First encounters with Wolfgang Rihm’s prodigious output are likely to be confusing. Here is a composer who has clearly absorbed all the lessons that modernism and post-modernism can offer, yet whose music has never subscribed to any specific school or tendency; one who, by asserting the importance of musical freedom, has felt able to utilise traditional gestures and usages when appropriate, yet places them in contexts that are anything but traditional.
It’s perhaps because Rihm is so hard to classify – and because the music of the last half century has encouraged us to distrust music that is simply what it is, and not the product of an identifiable orthodoxy – that in Britain he remains one of the most intriguing and mysterious of today’s leading European composers. Rihm was born in Karlsruhe, Germany, in 1952. He began writing music at the age of 11, studied in his home city with Eugen Werner Velte from 1968 (the year in which his First Symphony was completed) and went in 1972 to work with Stockhausen in Cologne and Klaus Huber in Freiburg. In the meantime, however, he had also come into contact with Wolfgang Fortner and Humphrey Searle, and from 1970 had been a regular student at the Darmstadt Summer School, adding yet more elements to a rich stylistic mix.
The Second and Third Symphonies date from the early 1970s, and in the middle of that decade he also made his first forays into music theatre, with the chamber operas Faust und Yorick (1976) and Jakob Lenz (based on Georg Büchner’s play), which was first performed in 1979. Rihm has written copiously for orchestra and for all manner of instrumental groups – there are 13 string quartets to date as well as countless other chamber works, pieces that he has increasingly grouped together in cycles and series, as if each were part of a gigantic work-inprogress.

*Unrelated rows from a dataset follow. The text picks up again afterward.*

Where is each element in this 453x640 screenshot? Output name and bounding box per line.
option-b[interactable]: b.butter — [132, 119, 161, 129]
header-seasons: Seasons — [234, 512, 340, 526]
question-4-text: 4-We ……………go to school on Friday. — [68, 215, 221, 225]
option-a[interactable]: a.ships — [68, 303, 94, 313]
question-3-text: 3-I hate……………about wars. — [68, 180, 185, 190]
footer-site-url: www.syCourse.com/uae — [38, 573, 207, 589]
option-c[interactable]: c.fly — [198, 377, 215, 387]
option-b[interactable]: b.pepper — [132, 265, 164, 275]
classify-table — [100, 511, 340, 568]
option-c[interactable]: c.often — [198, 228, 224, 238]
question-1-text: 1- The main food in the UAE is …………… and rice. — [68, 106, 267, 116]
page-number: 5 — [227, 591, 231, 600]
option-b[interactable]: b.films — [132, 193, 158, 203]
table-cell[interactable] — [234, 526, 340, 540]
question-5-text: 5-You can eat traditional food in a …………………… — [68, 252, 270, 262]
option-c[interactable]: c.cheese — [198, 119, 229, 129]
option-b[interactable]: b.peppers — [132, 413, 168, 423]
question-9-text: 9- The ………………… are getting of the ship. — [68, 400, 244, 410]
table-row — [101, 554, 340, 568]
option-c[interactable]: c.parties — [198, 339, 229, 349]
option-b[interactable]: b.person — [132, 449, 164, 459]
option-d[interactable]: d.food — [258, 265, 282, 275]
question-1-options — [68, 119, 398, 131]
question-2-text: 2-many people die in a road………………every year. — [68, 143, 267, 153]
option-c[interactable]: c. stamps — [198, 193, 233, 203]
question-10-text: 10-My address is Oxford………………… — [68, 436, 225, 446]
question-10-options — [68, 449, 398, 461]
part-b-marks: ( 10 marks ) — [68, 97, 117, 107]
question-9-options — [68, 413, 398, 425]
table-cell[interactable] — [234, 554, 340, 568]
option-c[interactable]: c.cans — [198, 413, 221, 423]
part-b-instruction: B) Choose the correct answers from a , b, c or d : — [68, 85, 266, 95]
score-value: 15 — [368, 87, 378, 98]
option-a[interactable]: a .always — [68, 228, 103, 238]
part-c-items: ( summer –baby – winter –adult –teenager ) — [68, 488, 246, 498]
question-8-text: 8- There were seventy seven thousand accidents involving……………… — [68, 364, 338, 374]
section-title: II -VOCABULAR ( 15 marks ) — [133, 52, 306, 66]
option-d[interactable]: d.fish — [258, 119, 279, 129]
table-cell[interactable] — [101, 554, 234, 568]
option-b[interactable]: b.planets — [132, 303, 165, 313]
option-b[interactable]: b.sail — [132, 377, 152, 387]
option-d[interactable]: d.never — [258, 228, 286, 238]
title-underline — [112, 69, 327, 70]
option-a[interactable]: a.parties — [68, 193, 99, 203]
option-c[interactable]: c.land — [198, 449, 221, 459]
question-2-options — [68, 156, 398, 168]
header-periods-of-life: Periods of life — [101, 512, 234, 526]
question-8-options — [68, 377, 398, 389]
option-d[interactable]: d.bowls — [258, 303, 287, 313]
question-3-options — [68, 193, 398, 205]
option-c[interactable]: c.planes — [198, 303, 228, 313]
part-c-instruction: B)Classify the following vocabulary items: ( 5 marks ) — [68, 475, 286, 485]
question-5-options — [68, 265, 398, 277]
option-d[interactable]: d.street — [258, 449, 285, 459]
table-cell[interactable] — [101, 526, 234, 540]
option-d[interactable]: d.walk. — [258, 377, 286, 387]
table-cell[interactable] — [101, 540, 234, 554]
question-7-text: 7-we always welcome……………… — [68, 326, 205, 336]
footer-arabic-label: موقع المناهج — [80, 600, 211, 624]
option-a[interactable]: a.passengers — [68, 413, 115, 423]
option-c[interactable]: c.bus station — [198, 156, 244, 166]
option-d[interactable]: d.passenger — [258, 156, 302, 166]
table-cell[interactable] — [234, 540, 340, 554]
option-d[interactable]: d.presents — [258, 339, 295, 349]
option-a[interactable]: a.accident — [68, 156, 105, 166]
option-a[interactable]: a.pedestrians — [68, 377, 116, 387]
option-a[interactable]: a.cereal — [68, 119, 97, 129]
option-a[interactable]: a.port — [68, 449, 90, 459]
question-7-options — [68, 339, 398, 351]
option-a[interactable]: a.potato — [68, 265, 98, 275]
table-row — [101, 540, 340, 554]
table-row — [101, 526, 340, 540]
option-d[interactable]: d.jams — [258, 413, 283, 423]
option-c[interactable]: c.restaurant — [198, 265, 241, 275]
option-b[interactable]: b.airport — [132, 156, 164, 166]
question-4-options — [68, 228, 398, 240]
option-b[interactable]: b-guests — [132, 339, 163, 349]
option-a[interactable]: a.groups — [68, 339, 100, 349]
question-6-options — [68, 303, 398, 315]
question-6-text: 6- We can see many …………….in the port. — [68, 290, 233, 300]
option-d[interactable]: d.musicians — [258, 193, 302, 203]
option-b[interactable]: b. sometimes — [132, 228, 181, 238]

Another strand running through his development has been the music for the theatre: though to date only Jakob Lenz has yet been staged in Britain, Rihm is one of the most significant music-theatre composers of our time. Tutuguri (1981–2) is an evening-long ballet after Antonin Artaud, which characteristically served as the starting-point for a whole series of orchestral and instrumental works, while the ‘music theatre in five parts’ to a text by Heiner Müller, Die Hamletmaschine (1986), Oedipus (1987), based upon texts by Sophocles, Nietzsche and Müller, The Conquest of Mexico (1991), after Artaud and Octavio Paz, and the textless Seraphim (1994, another work that has spawned myriad satellite pieces) are most conveniently described as ‘operas’. But the umbrella description hardly does justice to the way in which they all constantly question conventional relationships between words, music and gesture, and the reliance upon linear narrative and form, just as Rihm’s instrumental works, which, for all their stylistic divergency, have since the mid 1990s often echoed the rarefied world of late Nono, continue to elude precise categorisation while proliferating at a sometimes bewildering rate.